For relaxation, I mean active relaxation, not collapsing. Certainly, brittleness is useless, and hardness gives the opponent a great target. Even the heaviest boulder can be thrown far away with a well-placed lever.
Trial battle helps tell me how well my practice is going, where my practice should continue going, and what improvements should be made.
Through battle, we learn how messy the fight can get. For instance, when I studied in 1979 for my certificate to administer cardiopulmonary resuscitation (“CPR”), the instructor never told us that as we compress the chest during the administration of CPR, some people will have vomit come out of their mouths, the same mouths into which we are supposed to blow air when the person has stopped breathing. The CPR dolls on which we practiced did not vomit back; humans receiving CPR can vomit right back at their rescuers.

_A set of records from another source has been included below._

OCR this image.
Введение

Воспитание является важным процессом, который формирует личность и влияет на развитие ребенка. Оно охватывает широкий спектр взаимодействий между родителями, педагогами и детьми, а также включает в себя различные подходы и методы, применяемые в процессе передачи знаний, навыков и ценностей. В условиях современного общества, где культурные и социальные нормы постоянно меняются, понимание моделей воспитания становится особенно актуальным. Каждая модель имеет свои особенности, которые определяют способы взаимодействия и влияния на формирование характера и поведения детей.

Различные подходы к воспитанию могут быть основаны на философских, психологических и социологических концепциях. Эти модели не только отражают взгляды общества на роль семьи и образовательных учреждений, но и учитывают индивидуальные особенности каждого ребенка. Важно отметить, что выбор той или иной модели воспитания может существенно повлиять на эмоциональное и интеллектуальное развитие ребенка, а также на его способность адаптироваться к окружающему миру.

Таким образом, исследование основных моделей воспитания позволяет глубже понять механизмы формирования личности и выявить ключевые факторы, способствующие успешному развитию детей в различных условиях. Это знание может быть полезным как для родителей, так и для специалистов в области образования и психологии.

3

Trial battle can come with proverbial vomit, or like taijiquan master Ben Lo says: “No pain, no gain. No burn, no earn.” My client may have omitted telling me a key piece of information no matter how much I urge my clients to give me full and honest answers to my questions. Some prosecutors and their witnesses may try throwing dirt in my eyes against court rules or against honorable fighting practices. Not all judges are as neutral, fair, and law-following as they should be.
If a lawyer does not want to smell or even get hit with proverbial vomit, s/he should stay out of trial work. Appeal work is a more genteel, while intellectually intense, type of litigation practice that lets the litigants read about the vomit in the court record and write about it in court filings without smelling or touching the vomit. However, a criminal case does not get to the appeal stage before proceedings go forward in the trial court, with or without vomit.
The very act of practicing can bring messes. I can go outside early in the morning to practice taijiquan only to learn that the nastily-biting flies are in force or that a thunderstorm has just started. I can spar with taijiquan opponents where some follow our teachers’ rules of sparring, and others use grab holds that go against those rules and can unnecessarily injure, regardless of why they deviate from those rules.
In Cheng Hsin: Principles of Effortless Power, Peter Ralston makes total sense in declaring that problems between people “are really a parallel to what occurs in martial interaction and in fighting.” If this is so, how can a trial lawyer afford not to learn, study, practice and apply martial arts in court? Choose the martial art you want, but forego martial arts in court at your own peril.
Relax and practice, and deal with the vomit.